Cheeley has represented clients in lawsuits against major automakers such as General Motors, Toyota Motor Company, Suzuki, Nissan Motor Company, and Ford Motor Company. One of his most notable cases was Moseley vs. General Motors, which resulted in a verdict of $105 million in Atlanta in 1993.

In 2019, Cheeley was involved in a multimillion-dollar fee dispute with his former law firm, Butler Wooten & Peak. The dispute was resolved through mediation.

==Political involvement==
Cheeley has been involved in political cases, including election-related lawsuits. After the 2020 U.S. presidential election, he participated in public hearings before Georgia state lawmakers where he and other allies of former President Donald Trump pushed baseless fraud claims.

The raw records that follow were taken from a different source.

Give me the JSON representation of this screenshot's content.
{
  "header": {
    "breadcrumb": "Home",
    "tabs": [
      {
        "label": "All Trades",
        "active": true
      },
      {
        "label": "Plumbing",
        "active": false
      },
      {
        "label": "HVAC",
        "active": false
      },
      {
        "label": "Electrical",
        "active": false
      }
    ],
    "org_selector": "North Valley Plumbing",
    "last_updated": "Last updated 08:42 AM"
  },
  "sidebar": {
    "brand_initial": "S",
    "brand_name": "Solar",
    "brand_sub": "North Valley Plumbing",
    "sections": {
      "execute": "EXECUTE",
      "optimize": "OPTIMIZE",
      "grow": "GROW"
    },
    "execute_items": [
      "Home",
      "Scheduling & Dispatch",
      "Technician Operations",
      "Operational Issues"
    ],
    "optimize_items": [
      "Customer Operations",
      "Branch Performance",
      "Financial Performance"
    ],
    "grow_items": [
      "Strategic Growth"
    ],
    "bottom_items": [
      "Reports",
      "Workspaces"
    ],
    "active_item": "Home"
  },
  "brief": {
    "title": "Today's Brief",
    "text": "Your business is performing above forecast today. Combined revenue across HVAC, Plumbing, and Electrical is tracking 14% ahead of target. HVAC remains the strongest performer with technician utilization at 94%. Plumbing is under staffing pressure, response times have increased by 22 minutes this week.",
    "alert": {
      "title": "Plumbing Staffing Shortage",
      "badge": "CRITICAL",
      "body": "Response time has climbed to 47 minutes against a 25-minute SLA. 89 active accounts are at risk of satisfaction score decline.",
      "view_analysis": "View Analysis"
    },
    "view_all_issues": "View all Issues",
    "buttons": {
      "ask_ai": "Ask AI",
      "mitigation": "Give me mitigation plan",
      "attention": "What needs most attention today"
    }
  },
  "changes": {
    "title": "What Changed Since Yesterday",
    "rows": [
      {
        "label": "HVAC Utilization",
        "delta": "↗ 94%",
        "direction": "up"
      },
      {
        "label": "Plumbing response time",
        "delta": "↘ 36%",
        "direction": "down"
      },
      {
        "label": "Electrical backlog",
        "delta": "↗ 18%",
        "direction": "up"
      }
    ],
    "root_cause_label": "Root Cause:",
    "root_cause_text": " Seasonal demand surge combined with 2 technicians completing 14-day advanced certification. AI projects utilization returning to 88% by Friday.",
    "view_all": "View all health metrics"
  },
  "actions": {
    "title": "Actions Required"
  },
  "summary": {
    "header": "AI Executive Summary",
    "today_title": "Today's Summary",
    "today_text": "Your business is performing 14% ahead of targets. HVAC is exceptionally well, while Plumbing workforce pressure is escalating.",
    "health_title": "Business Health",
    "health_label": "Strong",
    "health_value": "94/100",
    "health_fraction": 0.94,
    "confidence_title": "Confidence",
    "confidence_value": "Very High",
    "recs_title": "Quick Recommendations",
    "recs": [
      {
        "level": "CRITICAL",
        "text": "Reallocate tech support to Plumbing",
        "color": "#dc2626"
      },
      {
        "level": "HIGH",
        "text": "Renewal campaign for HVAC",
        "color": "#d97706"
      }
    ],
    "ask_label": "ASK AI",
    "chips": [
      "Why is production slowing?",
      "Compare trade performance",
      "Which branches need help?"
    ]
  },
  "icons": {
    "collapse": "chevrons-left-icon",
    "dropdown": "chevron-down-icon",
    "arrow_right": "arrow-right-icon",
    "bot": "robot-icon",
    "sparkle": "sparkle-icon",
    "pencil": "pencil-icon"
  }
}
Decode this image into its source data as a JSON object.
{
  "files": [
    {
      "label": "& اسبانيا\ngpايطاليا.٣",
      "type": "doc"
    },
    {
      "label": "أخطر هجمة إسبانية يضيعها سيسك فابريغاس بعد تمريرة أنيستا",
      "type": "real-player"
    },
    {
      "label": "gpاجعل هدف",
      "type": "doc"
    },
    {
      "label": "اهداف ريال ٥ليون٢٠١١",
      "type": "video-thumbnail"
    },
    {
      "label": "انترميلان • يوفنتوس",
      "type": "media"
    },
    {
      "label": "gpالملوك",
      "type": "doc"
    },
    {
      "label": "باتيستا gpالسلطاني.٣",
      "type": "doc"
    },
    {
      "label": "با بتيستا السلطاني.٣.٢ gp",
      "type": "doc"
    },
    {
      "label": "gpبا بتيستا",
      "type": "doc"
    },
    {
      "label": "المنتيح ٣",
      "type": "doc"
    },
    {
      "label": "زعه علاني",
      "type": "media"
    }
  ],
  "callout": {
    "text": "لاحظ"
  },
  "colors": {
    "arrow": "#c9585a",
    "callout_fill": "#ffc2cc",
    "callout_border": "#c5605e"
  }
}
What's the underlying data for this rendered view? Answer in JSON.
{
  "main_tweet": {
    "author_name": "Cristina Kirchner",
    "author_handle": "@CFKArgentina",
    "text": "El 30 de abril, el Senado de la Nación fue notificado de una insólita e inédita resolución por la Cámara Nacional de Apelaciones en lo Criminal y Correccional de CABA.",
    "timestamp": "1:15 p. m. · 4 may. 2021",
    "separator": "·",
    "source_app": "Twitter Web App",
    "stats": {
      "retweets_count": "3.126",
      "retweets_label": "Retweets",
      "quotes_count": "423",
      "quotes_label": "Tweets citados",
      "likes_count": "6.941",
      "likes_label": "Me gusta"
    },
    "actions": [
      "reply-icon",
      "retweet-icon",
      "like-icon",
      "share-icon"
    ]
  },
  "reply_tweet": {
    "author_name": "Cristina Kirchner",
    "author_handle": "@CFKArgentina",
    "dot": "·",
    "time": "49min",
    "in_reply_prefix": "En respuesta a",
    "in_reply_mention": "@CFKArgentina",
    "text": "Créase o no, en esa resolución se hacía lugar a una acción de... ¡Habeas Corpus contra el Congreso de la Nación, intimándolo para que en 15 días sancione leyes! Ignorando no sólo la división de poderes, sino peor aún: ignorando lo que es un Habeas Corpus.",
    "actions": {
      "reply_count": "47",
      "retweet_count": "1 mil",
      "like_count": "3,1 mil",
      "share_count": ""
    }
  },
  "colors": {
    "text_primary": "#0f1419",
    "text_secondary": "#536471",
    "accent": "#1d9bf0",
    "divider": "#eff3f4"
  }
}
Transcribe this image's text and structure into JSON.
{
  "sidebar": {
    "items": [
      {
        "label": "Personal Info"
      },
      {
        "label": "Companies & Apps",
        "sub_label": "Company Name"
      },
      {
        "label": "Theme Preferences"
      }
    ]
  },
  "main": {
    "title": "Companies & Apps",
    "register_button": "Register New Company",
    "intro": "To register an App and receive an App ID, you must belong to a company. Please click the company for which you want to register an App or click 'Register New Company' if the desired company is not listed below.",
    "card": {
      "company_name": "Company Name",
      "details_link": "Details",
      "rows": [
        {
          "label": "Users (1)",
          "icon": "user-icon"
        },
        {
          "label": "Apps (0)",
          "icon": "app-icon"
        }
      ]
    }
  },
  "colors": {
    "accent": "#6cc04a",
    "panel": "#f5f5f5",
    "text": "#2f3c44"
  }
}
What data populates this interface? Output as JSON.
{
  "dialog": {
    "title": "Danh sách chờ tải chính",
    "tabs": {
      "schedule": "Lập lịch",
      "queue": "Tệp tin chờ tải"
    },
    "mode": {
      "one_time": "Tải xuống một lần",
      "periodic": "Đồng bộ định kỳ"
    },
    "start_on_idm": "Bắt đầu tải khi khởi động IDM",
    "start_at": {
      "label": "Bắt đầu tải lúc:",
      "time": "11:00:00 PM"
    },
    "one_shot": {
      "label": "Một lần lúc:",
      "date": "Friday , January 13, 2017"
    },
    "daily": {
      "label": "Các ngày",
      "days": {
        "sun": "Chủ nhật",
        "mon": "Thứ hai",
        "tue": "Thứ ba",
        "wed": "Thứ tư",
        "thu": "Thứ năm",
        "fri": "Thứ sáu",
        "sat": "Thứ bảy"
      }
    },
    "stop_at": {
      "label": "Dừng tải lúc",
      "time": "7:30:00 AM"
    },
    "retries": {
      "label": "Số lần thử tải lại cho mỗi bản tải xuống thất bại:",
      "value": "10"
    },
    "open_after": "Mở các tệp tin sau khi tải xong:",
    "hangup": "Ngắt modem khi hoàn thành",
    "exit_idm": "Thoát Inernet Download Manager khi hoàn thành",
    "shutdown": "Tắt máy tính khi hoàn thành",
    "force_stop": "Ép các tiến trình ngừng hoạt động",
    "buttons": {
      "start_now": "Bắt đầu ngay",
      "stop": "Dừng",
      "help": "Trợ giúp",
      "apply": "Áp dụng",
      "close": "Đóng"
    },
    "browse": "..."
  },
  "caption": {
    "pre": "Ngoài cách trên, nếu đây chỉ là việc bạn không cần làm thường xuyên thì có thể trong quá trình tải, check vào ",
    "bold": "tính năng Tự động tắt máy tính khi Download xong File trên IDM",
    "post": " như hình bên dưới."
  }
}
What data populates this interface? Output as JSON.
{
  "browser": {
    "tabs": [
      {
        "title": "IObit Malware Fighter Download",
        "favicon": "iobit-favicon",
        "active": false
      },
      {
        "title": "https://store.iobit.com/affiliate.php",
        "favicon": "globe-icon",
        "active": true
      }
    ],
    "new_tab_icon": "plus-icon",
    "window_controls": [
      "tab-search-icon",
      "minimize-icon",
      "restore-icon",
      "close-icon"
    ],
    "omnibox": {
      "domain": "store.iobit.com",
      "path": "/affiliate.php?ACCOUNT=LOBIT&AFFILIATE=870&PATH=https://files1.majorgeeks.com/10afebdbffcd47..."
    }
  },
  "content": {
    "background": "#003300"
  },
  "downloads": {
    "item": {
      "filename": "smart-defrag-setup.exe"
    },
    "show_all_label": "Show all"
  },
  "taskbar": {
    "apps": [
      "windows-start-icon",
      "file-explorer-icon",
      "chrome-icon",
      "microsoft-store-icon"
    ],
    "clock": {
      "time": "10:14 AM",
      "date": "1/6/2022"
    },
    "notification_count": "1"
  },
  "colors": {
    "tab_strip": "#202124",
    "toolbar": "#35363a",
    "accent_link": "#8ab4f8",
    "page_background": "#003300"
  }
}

==Indictment for racketeering==

In 2023, Cheeley was indicted by Fulton County, Georgia District Attorney Fani Willis on 10 state crimes, including violating Georgia’s anti-racketeering law, perjury, and soliciting a public officer to violate their oath.

==Personal life==
Cheeley is married to Lisa Ackerman Cheeley, and they have three grown children, David, Amelia, and Harrison, and one grandchild. He is a long-standing member of the Georgia Trial Lawyers Association and the American Association for Justice. Cheeley is a member of Perimeter Church in Johns Creek, Georgia, where he has been attending since 1992.